Historiquement, l’ornement a souvent été relégué au rang d’élément secondaire, simple parure venant habiller un ensemble plus vaste. Dépourvu d’histoire, hors narration, parfois même hors du temps, il se fait témoin discret de récits grandioses sans jamais occuper le premier plan. Dans la peinture de la Renaissance, par exemple, la nature n’est qu’accessoire : réduite à un rôle ornemental, elle se manifeste sous forme de jardins apprivoisés et artificiels, tandis que la véritable scène se déroule dans un cadre strictement humain.
Le travail d’Hendrik Elías González Nuñez s’emploie à renverser cette séparation entre «humain» et «naturel». Il imagine des univers où les frontières s’effacent, jusqu’à former une seule entité indivisible. Bourgeons, perles, coraux, oiseaux, chauves-souris et autres formes de vie se déploient sur les murs des lieux investis par l’artiste, les transformant en écosystèmes vivants. Dans Paysages Tissés, il compose ainsi un environnement aquatique mêlant vidéo, sculpture et son, pour recréer un monde en perpétuelle métamorphose.

© Julio Artist Run Space
La transformation est sa seule constante. Dans des installations telles que Pilotis ou Papel Cosido 23, des matériaux recyclés — bouteilles, cartons, chutes de papier — trouvent une nouvelle vie. Au-delà de l’engagement écologique et politique, cette réutilisation répond à un geste poétique : faire du rebut une matière prolifique. Même si ces «déchets» ne sont pas toujours visibles dans l’œuvre achevée, ils participent au processus créatif et s’y inscrivent en filigrane. Ce qui est souvent caché ou perçu comme honteux acquiert ainsi une nouvelle forme : l’erreur, ici, a sa place dans l’art.
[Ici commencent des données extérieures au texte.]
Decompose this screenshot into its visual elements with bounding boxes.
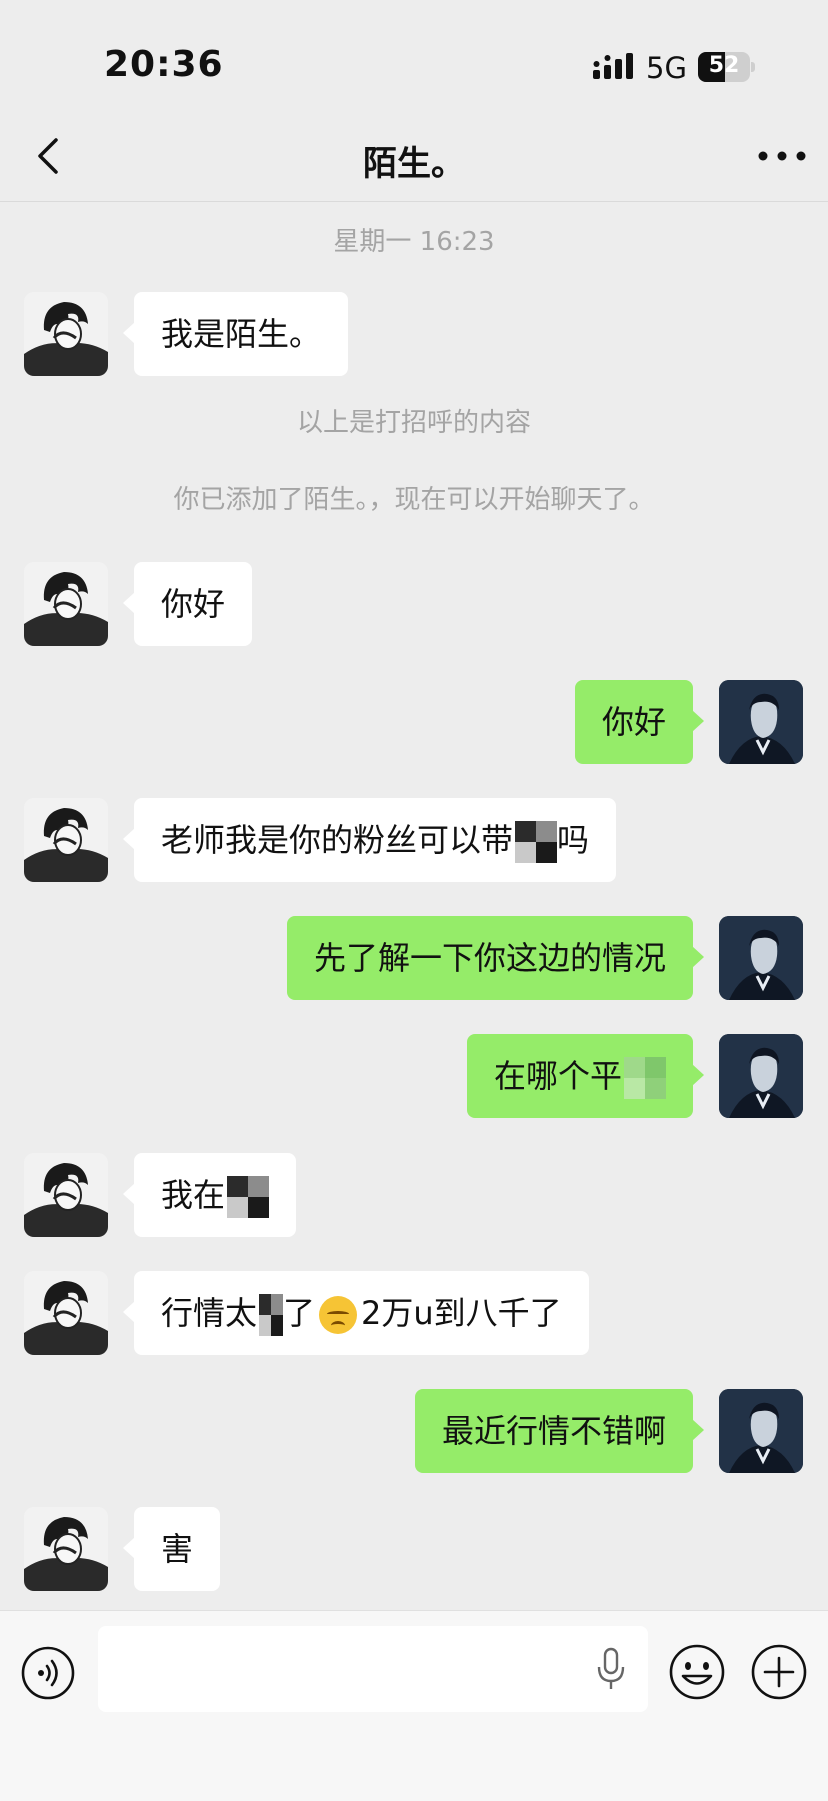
contact-avatar[interactable] [24, 798, 108, 882]
redaction-mosaic [259, 1294, 284, 1336]
greeting-note: 以上是打招呼的内容 [296, 408, 531, 438]
outgoing-bubble[interactable]: 先了解一下你这边的情况 [286, 916, 705, 1000]
outgoing-bubble[interactable]: 你好 [574, 680, 705, 764]
chat-header: 陌生。 [0, 110, 828, 202]
sketch-avatar-icon [24, 1153, 108, 1237]
message-text: 我在 [161, 1176, 226, 1214]
incoming-bubble[interactable]: 老师我是你的粉丝可以带 吗 [122, 798, 617, 882]
message-text: 老师我是你的粉丝可以带 [161, 821, 514, 859]
portrait-avatar-icon [719, 680, 803, 764]
sketch-avatar-icon [24, 1271, 108, 1355]
contact-avatar[interactable] [24, 292, 108, 376]
chat-area[interactable]: 星期一 16:23 我是陌生。 以上是打招呼的内容 你已添加了陌生。，现在可以开… [0, 203, 828, 1610]
message-row: 你好 [0, 562, 828, 646]
sketch-avatar-icon [24, 1507, 108, 1591]
incoming-bubble[interactable]: 你好 [122, 562, 253, 646]
outgoing-bubble[interactable]: 在哪个平 [466, 1034, 705, 1118]
my-avatar[interactable] [719, 916, 803, 1000]
portrait-avatar-icon [719, 1389, 803, 1473]
message-text-tail: 2万u到八千了 [361, 1294, 562, 1332]
incoming-bubble[interactable]: 行情太了 2万u到八千了 [123, 1271, 589, 1355]
emoji-icon[interactable] [668, 1643, 726, 1701]
redaction-mosaic [227, 1176, 270, 1218]
battery-level: 52 [708, 53, 740, 78]
incoming-bubble[interactable]: 害 [122, 1507, 221, 1591]
message-text: 行情太 [161, 1294, 258, 1332]
voice-icon[interactable] [20, 1645, 76, 1701]
portrait-avatar-icon [719, 916, 803, 1000]
message-row: 我在 [0, 1153, 828, 1237]
my-avatar[interactable] [719, 1034, 803, 1118]
incoming-bubble[interactable]: 我在 [122, 1153, 297, 1237]
message-row: 你好 [0, 680, 828, 764]
portrait-avatar-icon [719, 1034, 803, 1118]
friend-added-note: 你已添加了陌生。，现在可以开始聊天了。 [173, 485, 655, 515]
redaction-mosaic [515, 821, 558, 863]
network-type: 5G [646, 51, 687, 85]
my-avatar[interactable] [719, 680, 803, 764]
message-row: 老师我是你的粉丝可以带 吗 [0, 798, 828, 882]
message-row: 最近行情不错啊 [0, 1389, 828, 1473]
contact-avatar[interactable] [24, 1271, 108, 1355]
contact-avatar[interactable] [24, 1153, 108, 1237]
sketch-avatar-icon [24, 798, 108, 882]
message-row: 我是陌生。 [0, 292, 828, 376]
plus-icon[interactable] [750, 1643, 808, 1701]
message-row: 行情太了 2万u到八千了 [0, 1271, 828, 1355]
microphone-icon[interactable] [594, 1647, 628, 1691]
battery-icon: 52 [698, 52, 756, 82]
message-input[interactable] [98, 1626, 648, 1712]
message-row: 在哪个平 [0, 1034, 828, 1118]
message-row: 先了解一下你这边的情况 [0, 916, 828, 1000]
sketch-avatar-icon [24, 292, 108, 376]
contact-avatar[interactable] [24, 562, 108, 646]
sketch-avatar-icon [24, 562, 108, 646]
signal-icon [593, 53, 633, 79]
redaction-mosaic [624, 1057, 666, 1099]
pensive-face-icon [319, 1296, 358, 1334]
message-text-tail: 吗 [557, 821, 590, 859]
message-text-mid: 了 [283, 1294, 316, 1332]
contact-avatar[interactable] [24, 1507, 108, 1591]
status-time: 20:36 [104, 44, 224, 85]
message-row: 害 [0, 1507, 828, 1591]
input-bar [0, 1610, 828, 1801]
chat-title: 陌生。 [363, 144, 465, 184]
my-avatar[interactable] [719, 1389, 803, 1473]
message-text: 在哪个平 [493, 1057, 622, 1095]
outgoing-bubble[interactable]: 最近行情不错啊 [414, 1389, 705, 1473]
message-timestamp: 星期一 16:23 [333, 227, 495, 257]
more-dots-icon[interactable] [752, 134, 812, 178]
incoming-bubble[interactable]: 我是陌生。 [122, 292, 349, 376]
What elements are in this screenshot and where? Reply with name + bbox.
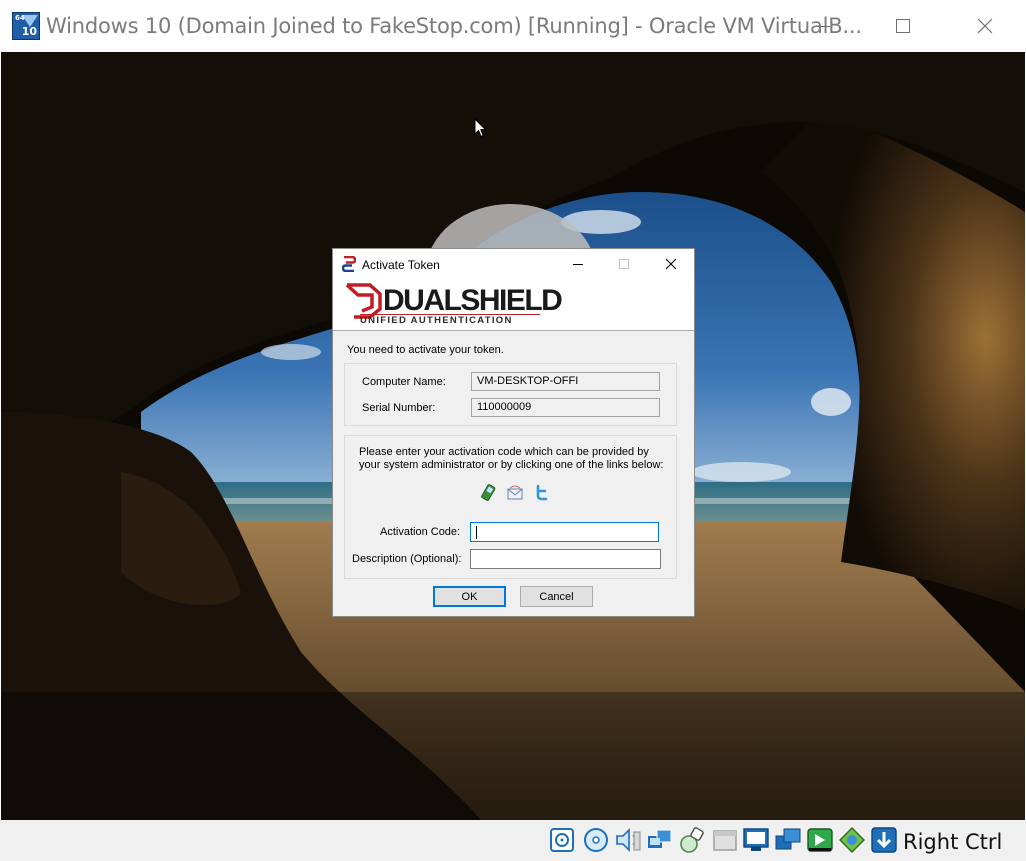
mouse-integration-icon[interactable]: [838, 826, 866, 854]
computer-name-field: VM-DESKTOP-OFFI: [471, 372, 660, 391]
activation-code-group: Please enter your activation code which …: [344, 435, 677, 579]
os-version-badge: 10: [21, 25, 37, 38]
maximize-icon: [619, 259, 629, 269]
token-info-group: Computer Name: VM-DESKTOP-OFFI Serial Nu…: [344, 363, 677, 426]
dialog-close-button[interactable]: [648, 249, 694, 279]
network-icon[interactable]: [646, 826, 674, 854]
description-label: Description (Optional):: [352, 553, 462, 565]
twitter-link-icon[interactable]: [532, 484, 550, 502]
close-icon: [665, 258, 677, 270]
brand-name: DUALSHIELD: [383, 284, 563, 317]
activation-message: You need to activate your token.: [347, 344, 504, 356]
dualshield-app-icon: [342, 256, 356, 272]
virtualbox-vm-icon[interactable]: 64 10: [12, 12, 40, 40]
audio-icon[interactable]: [614, 826, 642, 854]
dialog-maximize-button: [601, 249, 647, 279]
serial-number-label: Serial Number:: [362, 402, 436, 414]
close-button[interactable]: [958, 0, 1012, 52]
activation-instructions: Please enter your activation code which …: [359, 446, 664, 471]
keyboard-capture-icon[interactable]: [870, 826, 898, 854]
minimize-icon: [573, 263, 583, 265]
recording-icon[interactable]: [806, 826, 834, 854]
minimize-button[interactable]: [796, 0, 850, 52]
close-icon: [977, 18, 993, 34]
dialog-titlebar[interactable]: Activate Token: [333, 249, 694, 279]
activation-code-input[interactable]: [470, 522, 659, 542]
dialog-minimize-button[interactable]: [555, 249, 601, 279]
vbox-titlebar[interactable]: 64 10 Windows 10 (Domain Joined to FakeS…: [0, 0, 1026, 52]
maximize-button[interactable]: [876, 0, 930, 52]
hard-disk-icon[interactable]: [548, 826, 576, 854]
serial-number-field: 110000009: [471, 398, 660, 417]
dialog-title: Activate Token: [362, 258, 440, 272]
host-key-label: Right Ctrl: [903, 830, 1003, 854]
activation-code-label: Activation Code:: [380, 526, 461, 538]
text-caret: [476, 526, 477, 539]
description-input[interactable]: [470, 549, 661, 569]
brand-tagline: UNIFIED AUTHENTICATION: [360, 314, 540, 326]
window-title: Windows 10 (Domain Joined to FakeStop.co…: [46, 14, 862, 38]
mouse-pointer-icon: [474, 118, 487, 138]
minimize-icon: [816, 25, 830, 27]
computer-name-label: Computer Name:: [362, 376, 446, 388]
ok-button[interactable]: OK: [433, 586, 506, 607]
email-link-icon[interactable]: [506, 484, 524, 502]
dualshield-banner: DUALSHIELD UNIFIED AUTHENTICATION: [333, 279, 694, 331]
sms-link-icon[interactable]: [479, 484, 497, 502]
vbox-statusbar: Right Ctrl: [0, 820, 1026, 861]
display-icon[interactable]: [742, 826, 770, 854]
video-capture-icon[interactable]: [774, 826, 802, 854]
optical-drive-icon[interactable]: [582, 826, 610, 854]
vm-display[interactable]: Activate Token DUALSHIELD UNIFIED AUTHEN…: [1, 52, 1025, 820]
os-bitness-badge: 64: [15, 14, 25, 22]
maximize-icon: [896, 19, 910, 33]
activate-token-dialog: Activate Token DUALSHIELD UNIFIED AUTHEN…: [332, 248, 695, 617]
usb-icon[interactable]: [678, 826, 706, 854]
cancel-button[interactable]: Cancel: [520, 586, 593, 607]
shared-folders-icon[interactable]: [711, 826, 739, 854]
Cette approche s’inscrit dans une logique décoloniale : il s’agit de revaloriser ce que l’on juge hors norme, et de rendre visible ce que l’histoire a voulu effacer. González Nuñez puise notamment dans les parures traditionnelles des peuples autochtones panaméens, en particulier celles des Guna, communauté amérindienne durement réprimée dans les années 1920. Les formes végétales qu’il coud dans des pièces comme Masque aux perles ou Parure incarnent à la fois le lien de ces peuples avec la nature et la relation intime que l’artiste entretient avec elle. Son travail autour de La Peregrina, perle trouvée dans le golfe du Panamá par un esclave, rappelle l’histoire violente d’un territoire pillé par les empires coloniaux.

Le choix du textile participe également à une remise en question des modèles machistes encore très présents en Amérique Latine. Coudre devient pour lui un acte de réappropriation : il s’en fait une seconde peau, une armure, et réhabilite des savoir-faire souvent marginalisés. Ses œuvres textiles sont des commentaires politiques autant que des objets sensibles.
Les gestes de l’artiste sont empreints de douceur. Pour lui, réparer est un processus lent, exigeant, mais le temps importe peu : il s’agit de recoudre une mémoire fracturée. Le textile lui permet de relier les fragments. Dans Fleur Rouge, perles, rebuts de tissu et broderies s’entrelacent, témoignant de sa capacité à hybrider les matériaux. La couture l’affranchit du cadre rigide de la peinture et lui offre un espace où il peut questionner pleinement l’identité panaméenne. Chaque assemblage devient alors une expérience, un pas vers la restauration des liens entre l’humain, la nature et les autres.